0

I'm working with a string vector with a structure corresponding to the one below:

messy_vec <- c("0 - 9","100 - 150","21 - abc","50 - 56","70abc - 80")

I'm looking to change a class of this vector to factor which levels would be ordered according to the first digit(s). The code:

messy_vec_fac <- as.factor(messy_vec)

would produce

> messy_vec_fac
[1] 0 - 9      100 - 150  21 - abc   50 - 56    70abc - 80
Levels: 0 - 9 100 - 150 21 - abc 50 - 56 70abc - 80

whereas I'm interested in obtaining vector of characteristics:

[1] 0-9 100 - 150 21 - abc 50 - 56 70abc - 80

Levels: 0 - 9 21 - abc 50 - 56 70abc - 80 100 - 150

As indicated, the order of levels corresponds to the order:

0 21 50 70 100

which are the first digits derived from the elements of the messy vector.

Side points

This is not crucial to the sought solution but it would be good if the proposed solution would not assume the maximum number of digits in the first part of the vector elements. It may happen that the following values occur:

  • 8787abc - 89898 deff - in this case the value 8787 should be used to assert the order
  • 001 def - 1111 OHMG - in this case the value 1 should be used to assert the order
  • It can be safely assumed that all vector elements have - strings: [[:space:]]-[[:space:]]
  • Duplicate values occur

Edits

Following very useful suggestion by CathG I'm trying to cram this solution into a bigger dplyr syntax

# ... %>%
  mutate(very_needed_factor= factor(messy_vec,
                                      levels = messy_vec[
                                        order(
                                          as.numeric(
                                            sub("(\\d+)[^\\d]* - .*", "\\1",
                                                messy_vec)))]))
# %>% ...

But I keep on getting the following error:

Warning messages:
1: In order(as.numeric(sub("(\\d+)[^\\d]* - .*", "\\1", c("12-14",  :
  NAs introduced by coercion
2: In `levels<-`(`*tmp*`, value = if (nl == nL) as.character(labels) else paste0(labels,  :
  duplicated levels in factors are deprecated
Konrad
  • 17,740
  • 16
  • 106
  • 167
  • relative to your edit, maybe try with `unique` to define the levels (like in the NB part of my A) ? it seems to be the problem at least for the second point of the error. For the first point, we may need your actual vector so we can reproduce the error because the vector you gave don't give one... (I do get a warning for duplicated levels if I duplicate a value and don't use unique though) – Cath Nov 04 '15 at 13:05
  • in your first warning message it seems you have a value with no space around the hyphen. If so then my regex cannot capture correctly the digits, but just modify the regex to suppress the spaces and it should work – Cath Nov 04 '15 at 13:17
  • 1
    @CathG you are right, for brevity and reproducibility the *messy_vector* I created does not reflect the exact nature of the actual data. But as you said, the workaround would be really simple. – Konrad Nov 04 '15 at 13:19

2 Answers2

4

If I correctly understood what you want to do, you can capture the first digits appearing in each of the string with sub and convert them to numeric to be then used to order the levels in the factor call.

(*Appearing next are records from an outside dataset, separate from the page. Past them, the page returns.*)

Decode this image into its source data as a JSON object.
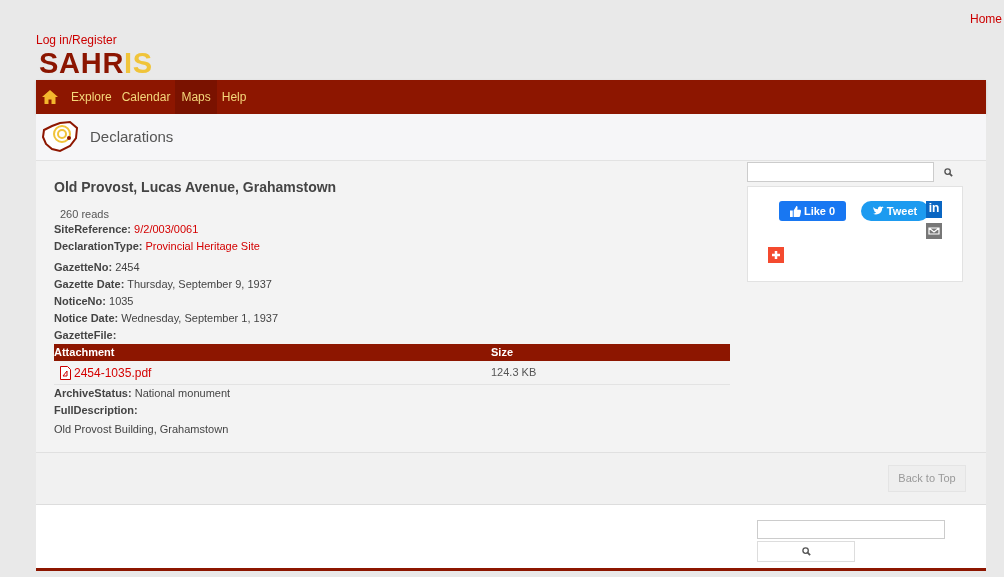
{
  "top_link": "Home",
  "login": "Log in/Register",
  "logo": {
    "main": "SAHR",
    "accent": "IS"
  },
  "nav": [
    {
      "label": "Explore",
      "selected": false
    },
    {
      "label": "Calendar",
      "selected": false
    },
    {
      "label": "Maps",
      "selected": true
    },
    {
      "label": "Help",
      "selected": false
    }
  ],
  "section_title": "Declarations",
  "article": {
    "title": "Old Provost, Lucas Avenue, Grahamstown",
    "reads": "260 reads",
    "fields": [
      {
        "label": "SiteReference:",
        "value": "9/2/003/0061",
        "kind": "link"
      },
      {
        "label": "DeclarationType:",
        "value": "Provincial Heritage Site",
        "kind": "link"
      },
      {
        "label": "GazetteNo:",
        "value": "2454",
        "kind": "text"
      },
      {
        "label": "Gazette Date:",
        "value": "Thursday, September 9, 1937",
        "kind": "text"
      },
      {
        "label": "NoticeNo:",
        "value": "1035",
        "kind": "text"
      },
      {
        "label": "Notice Date:",
        "value": "Wednesday, September 1, 1937",
        "kind": "text"
      },
      {
        "label": "GazetteFile:"
      }
    ],
    "attachments": {
      "columns": [
        "Attachment",
        "Size"
      ],
      "rows": [
        {
          "file": "2454-1035.pdf",
          "size": "124.3 KB"
        }
      ]
    },
    "after_fields": [
      {
        "label": "ArchiveStatus:",
        "value": "National monument"
      },
      {
        "label": "FullDescription:"
      }
    ],
    "description": "Old Provost Building, Grahamstown"
  },
  "share": {
    "like": "Like",
    "like_count": "0",
    "tweet": "Tweet",
    "linkedin": "in"
  },
  "back_to_top": "Back to Top"
}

num_vec <- as.numeric(sub("(\\d+)[^\\d]* - .*", "\\1", messy_vec))
messy_vec_fac <- factor(messy_vec, levels=messy_vec[order(num_vec)])

messy_vec_fac
#[1] 0 - 9      100 - 150  21 - abc   50 - 56    70abc - 80
#Levels: 0 - 9 21 - abc 50 - 56 70abc - 80 100 - 150

NB: in case of duplicated values, you can do levels=unique(messy_vec[order(num_vec)]) in the factor call

Cath
  • 23,906
  • 5
  • 52
  • 86
2

Here is another solution

library(magrittr)    
messy_vec <- c("0 - 9","100 - 150","21 - abc","50 - 56","70abc - 80")
ints <- strsplit(messy_vec, "-") %>% 
  unlist() %>% 
  gsub(pattern = "([[:space:]]|[[:alpha:]])*", replacement = "") %>% 
  as.integer() %>% 
  matrix(nrow = 2)
factor(messy_vec, levels = messy_vec[order(ints[1, ], ints[2, ])])
Thierry
  • 18,049
  • 5
  • 48
  • 66